After a fresh report that Spain was preparing to seek aid from European and global authorities, the leaders will attend a one-day summit in Brussels to settle divisions over measures to reinforce the currency’s foundations.
While three summits in recent months were overshadowed by the debt debacle, a senior diplomat said the leaders believed today’s gathering would be the first this year to take place without an atmosphere of “immediate crisis.”
Spain announced yesterday it will publish results of bank stress tests, throwing down the gauntlet to other euro zone nations to be more transparent about their financial systems. At the same time Berlin signalled a U-turn by dropping its resistance to the publication of stress test results on German banks.
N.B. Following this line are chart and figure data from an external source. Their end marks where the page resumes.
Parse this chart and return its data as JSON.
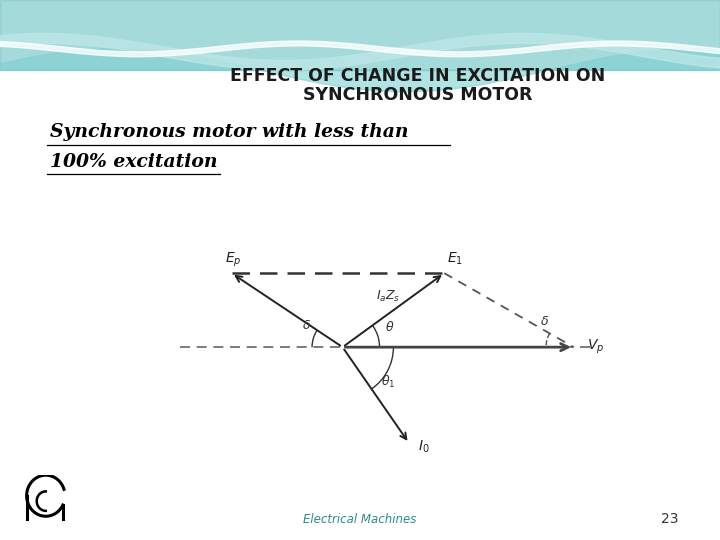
{
  "title_line1": "EFFECT OF CHANGE IN EXCITATION ON",
  "title_line2": "SYNCHRONOUS MOTOR",
  "subtitle_line1": "Synchronous motor with less than",
  "subtitle_line2": "100% excitation",
  "footer": "Electrical Machines",
  "page_number": "23",
  "bg_color": "#ffffff",
  "title_color": "#1a1a1a",
  "subtitle_color": "#000000",
  "diagram_color": "#333333",
  "dashed_color": "#555555",
  "footer_color": "#2e8b8b",
  "wave_colors": [
    "#5bbcbf",
    "#80cfd2",
    "#aadfe0",
    "#c8ecec"
  ],
  "O": [
    0.0,
    0.0
  ],
  "Vp": [
    1.0,
    0.0
  ],
  "Ep_new": [
    0.55,
    0.4
  ],
  "Ep_old": [
    -0.6,
    0.4
  ],
  "I0": [
    0.36,
    -0.52
  ]
}
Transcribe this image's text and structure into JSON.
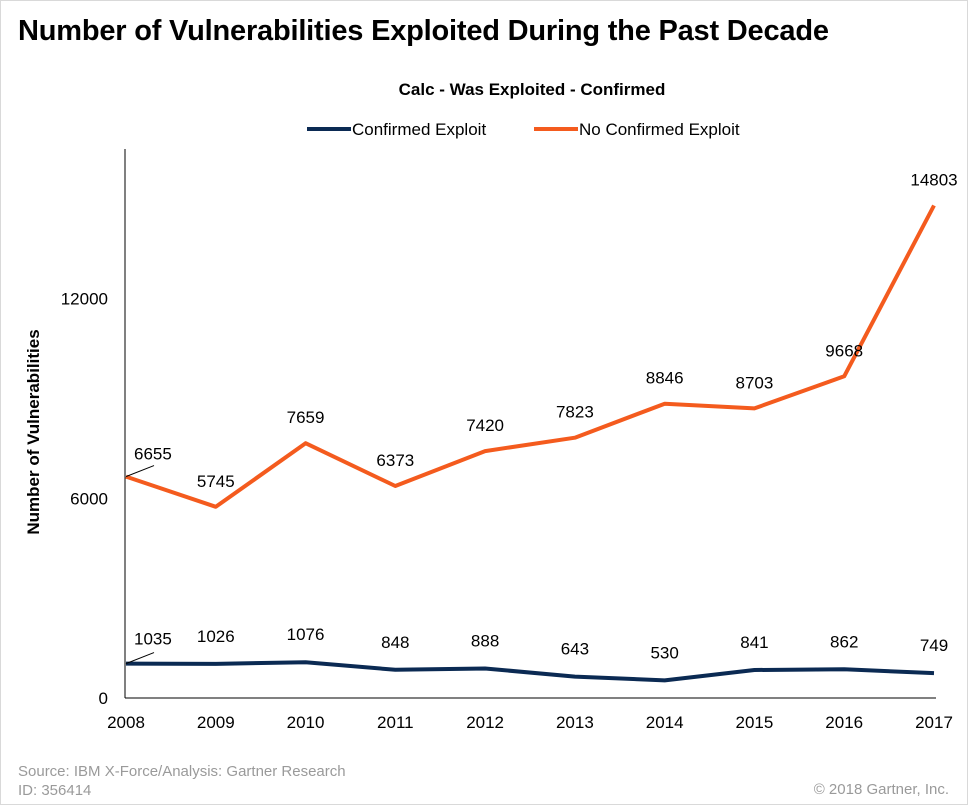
{
  "title": "Number of Vulnerabilities Exploited During the Past Decade",
  "footer": {
    "source": "Source: IBM X-Force/Analysis: Gartner Research",
    "id": "ID: 356414",
    "copyright": "© 2018 Gartner, Inc."
  },
  "chart_data": {
    "type": "line",
    "title": "Calc - Was Exploited - Confirmed",
    "xlabel": "",
    "ylabel": "Number of Vulnerabilities",
    "x": [
      "2008",
      "2009",
      "2010",
      "2011",
      "2012",
      "2013",
      "2014",
      "2015",
      "2016",
      "2017"
    ],
    "ylim": [
      0,
      16500
    ],
    "yticks": [
      0,
      6000,
      12000
    ],
    "grid": false,
    "legend": "top-center",
    "series": [
      {
        "name": "Confirmed Exploit",
        "color": "#0b2a53",
        "values": [
          1035,
          1026,
          1076,
          848,
          888,
          643,
          530,
          841,
          862,
          749
        ]
      },
      {
        "name": "No Confirmed Exploit",
        "color": "#f45b1e",
        "values": [
          6655,
          5745,
          7659,
          6373,
          7420,
          7823,
          8846,
          8703,
          9668,
          14803
        ]
      }
    ]
  }
}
Speculation persists that Madrid is preparing to make use of the euro zone's €750 billion loan guarantee scheme, agreed last month with the International Monetary Fund (IMF) and the EU Commission. Madrid-based business newspaper El Economistasaid yesterday that the EU, the IMF and US treasury were readying a €250 billion credit line for Spain, a report which was promptly denied in Brussels, Washington and the Spanish capital.
While similar reports in leading German newspapers have also been denied, it is widely acknowledged in official circles in Brussels that Madrid is coming under mounting strain because of a freeze in inter-bank lending and a spike in its borrowing costs.
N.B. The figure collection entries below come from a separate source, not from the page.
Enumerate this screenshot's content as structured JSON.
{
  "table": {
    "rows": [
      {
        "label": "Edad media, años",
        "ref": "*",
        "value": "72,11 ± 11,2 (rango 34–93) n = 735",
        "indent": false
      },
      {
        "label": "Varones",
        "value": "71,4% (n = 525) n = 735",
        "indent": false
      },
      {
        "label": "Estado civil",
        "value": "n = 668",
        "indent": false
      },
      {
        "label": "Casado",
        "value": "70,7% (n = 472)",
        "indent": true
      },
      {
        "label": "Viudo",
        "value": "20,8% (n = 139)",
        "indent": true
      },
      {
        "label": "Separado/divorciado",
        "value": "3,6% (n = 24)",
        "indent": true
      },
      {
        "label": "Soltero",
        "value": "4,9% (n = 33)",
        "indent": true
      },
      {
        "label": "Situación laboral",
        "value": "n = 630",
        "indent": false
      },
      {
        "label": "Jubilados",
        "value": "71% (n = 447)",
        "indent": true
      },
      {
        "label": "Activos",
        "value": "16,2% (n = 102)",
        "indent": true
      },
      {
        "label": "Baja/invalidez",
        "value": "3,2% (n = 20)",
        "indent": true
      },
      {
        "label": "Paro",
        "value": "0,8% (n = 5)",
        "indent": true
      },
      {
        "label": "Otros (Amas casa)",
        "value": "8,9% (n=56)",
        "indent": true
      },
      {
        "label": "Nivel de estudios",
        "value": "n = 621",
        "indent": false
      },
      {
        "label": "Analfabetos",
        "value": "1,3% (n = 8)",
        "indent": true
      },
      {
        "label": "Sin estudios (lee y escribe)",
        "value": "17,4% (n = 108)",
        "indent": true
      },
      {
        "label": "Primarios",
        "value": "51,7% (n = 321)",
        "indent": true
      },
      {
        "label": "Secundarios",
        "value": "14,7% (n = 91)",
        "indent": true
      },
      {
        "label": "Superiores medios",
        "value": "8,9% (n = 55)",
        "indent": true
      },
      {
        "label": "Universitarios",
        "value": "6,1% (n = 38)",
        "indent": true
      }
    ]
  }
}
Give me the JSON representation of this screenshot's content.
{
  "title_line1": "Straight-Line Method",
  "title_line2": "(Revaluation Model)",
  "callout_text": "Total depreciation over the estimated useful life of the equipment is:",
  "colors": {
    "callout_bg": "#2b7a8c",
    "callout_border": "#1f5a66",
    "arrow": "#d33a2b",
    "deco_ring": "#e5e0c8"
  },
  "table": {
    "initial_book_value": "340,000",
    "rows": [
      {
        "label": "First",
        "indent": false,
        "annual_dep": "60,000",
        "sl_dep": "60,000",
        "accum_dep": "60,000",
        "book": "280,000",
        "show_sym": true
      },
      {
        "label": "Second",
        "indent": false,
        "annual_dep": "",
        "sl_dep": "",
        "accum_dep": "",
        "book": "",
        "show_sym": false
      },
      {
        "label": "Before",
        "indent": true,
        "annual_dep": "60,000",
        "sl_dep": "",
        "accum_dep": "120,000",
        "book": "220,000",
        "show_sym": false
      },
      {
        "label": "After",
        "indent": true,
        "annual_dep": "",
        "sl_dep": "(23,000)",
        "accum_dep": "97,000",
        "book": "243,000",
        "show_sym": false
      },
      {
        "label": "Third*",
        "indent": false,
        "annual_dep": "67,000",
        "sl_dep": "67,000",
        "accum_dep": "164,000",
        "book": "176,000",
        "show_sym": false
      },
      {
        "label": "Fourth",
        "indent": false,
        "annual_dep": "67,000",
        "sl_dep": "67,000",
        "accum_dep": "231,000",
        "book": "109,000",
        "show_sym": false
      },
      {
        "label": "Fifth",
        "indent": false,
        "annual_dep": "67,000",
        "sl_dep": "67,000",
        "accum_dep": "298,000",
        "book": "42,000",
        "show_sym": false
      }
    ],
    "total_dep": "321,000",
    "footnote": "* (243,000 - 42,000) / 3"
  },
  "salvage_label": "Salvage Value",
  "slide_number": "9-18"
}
Prime minister José Luis Zapatero is due to meet IMF managing director Dominique Strauss-Kahn tomorrow, although Madrid has said it will not be discussing any financial rescue for Spain.
Mr Zapatero unveiled new plans yesterday to overhaul his country’s rigid labour laws. At the same time, the premium investors’ demand to hold Spanish debt rose to its highest level against German debt since the single currency was originally established in 1999.
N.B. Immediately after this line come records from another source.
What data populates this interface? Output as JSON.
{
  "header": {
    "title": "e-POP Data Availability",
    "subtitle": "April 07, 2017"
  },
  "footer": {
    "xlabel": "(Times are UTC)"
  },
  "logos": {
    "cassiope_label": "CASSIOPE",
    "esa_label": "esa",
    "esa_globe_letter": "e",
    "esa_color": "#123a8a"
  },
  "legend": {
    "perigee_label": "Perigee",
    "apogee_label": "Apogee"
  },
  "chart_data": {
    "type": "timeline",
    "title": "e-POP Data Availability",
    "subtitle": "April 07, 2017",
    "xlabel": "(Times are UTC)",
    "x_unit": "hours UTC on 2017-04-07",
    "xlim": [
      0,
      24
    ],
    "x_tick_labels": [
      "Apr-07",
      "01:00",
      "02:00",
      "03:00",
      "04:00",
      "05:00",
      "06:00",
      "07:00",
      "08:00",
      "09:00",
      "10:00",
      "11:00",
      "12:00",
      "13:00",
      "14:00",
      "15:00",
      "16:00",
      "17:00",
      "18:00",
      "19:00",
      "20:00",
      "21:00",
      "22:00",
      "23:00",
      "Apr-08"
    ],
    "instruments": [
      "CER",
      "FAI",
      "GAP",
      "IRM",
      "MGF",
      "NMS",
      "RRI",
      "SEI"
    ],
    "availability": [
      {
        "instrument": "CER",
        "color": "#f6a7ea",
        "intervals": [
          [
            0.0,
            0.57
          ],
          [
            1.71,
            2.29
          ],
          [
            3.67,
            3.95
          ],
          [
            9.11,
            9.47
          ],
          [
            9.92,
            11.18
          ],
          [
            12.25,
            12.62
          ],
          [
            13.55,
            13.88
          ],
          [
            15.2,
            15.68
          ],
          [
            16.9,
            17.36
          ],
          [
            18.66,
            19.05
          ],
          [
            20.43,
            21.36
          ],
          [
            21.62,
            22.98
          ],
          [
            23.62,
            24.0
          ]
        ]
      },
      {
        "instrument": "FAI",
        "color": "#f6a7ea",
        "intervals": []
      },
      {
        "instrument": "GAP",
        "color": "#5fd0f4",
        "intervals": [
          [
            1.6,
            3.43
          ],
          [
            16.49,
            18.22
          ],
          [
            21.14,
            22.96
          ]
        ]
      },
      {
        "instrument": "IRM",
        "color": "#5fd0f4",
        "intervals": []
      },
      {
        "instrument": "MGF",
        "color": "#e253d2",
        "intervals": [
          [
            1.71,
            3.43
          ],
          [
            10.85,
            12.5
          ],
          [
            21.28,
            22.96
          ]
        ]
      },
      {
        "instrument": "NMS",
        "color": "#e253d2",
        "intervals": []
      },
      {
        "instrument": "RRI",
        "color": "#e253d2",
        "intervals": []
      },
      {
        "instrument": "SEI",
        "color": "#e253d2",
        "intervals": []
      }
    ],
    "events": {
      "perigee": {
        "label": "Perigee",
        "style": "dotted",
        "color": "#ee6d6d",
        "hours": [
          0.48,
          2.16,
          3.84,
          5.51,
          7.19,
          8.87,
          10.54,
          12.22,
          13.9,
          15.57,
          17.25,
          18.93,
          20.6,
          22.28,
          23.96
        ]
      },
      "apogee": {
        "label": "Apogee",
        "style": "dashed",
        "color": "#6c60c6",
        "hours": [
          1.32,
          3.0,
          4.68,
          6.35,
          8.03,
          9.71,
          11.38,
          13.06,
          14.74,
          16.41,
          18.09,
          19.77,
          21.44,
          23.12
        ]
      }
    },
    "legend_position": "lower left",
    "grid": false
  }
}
In the face of such pressure, EU leaders still hope to focus today on plans to deepen economic co-ordination to avert any repeat of the collapse that brought Greece to the brink of bankruptcy.
“It is usually in times like this that we can make progress in the European project,” commission chief José Manuel Barroso said. “The reality is that member states are ready to accept some proposals that some years ago or even some months ago were simply not acceptable.”
Although draft summit conclusions say the leaders “agree” on measures to strengthen budgetary discipline and economic surveillance, they are at odds over sanctions. French president Nicolas Sarkozy had sought the creation of a new euro zone secretariat to oversee economic governance in the single currency area. This was seen, however, as an effort to weaken the ECB and German influence over budgetary surveillance.
Although Mr Sarkozy backed down when he met Angela Merkel on Monday, the German chancellor wanted surveillance conducted in a 27-country framework.
Ireland supports this stance, which was seen to reflect Berlin’s determination to safeguard the influence over budgetary surveillance of its allies in Sweden, Britain and Poland.
The leaders will also agree to: open EU accession talks with Iceland; allow Estonia’s entry into the euro; agree new sanctions against Iran; and adopt general targets for a medium-term economic plan.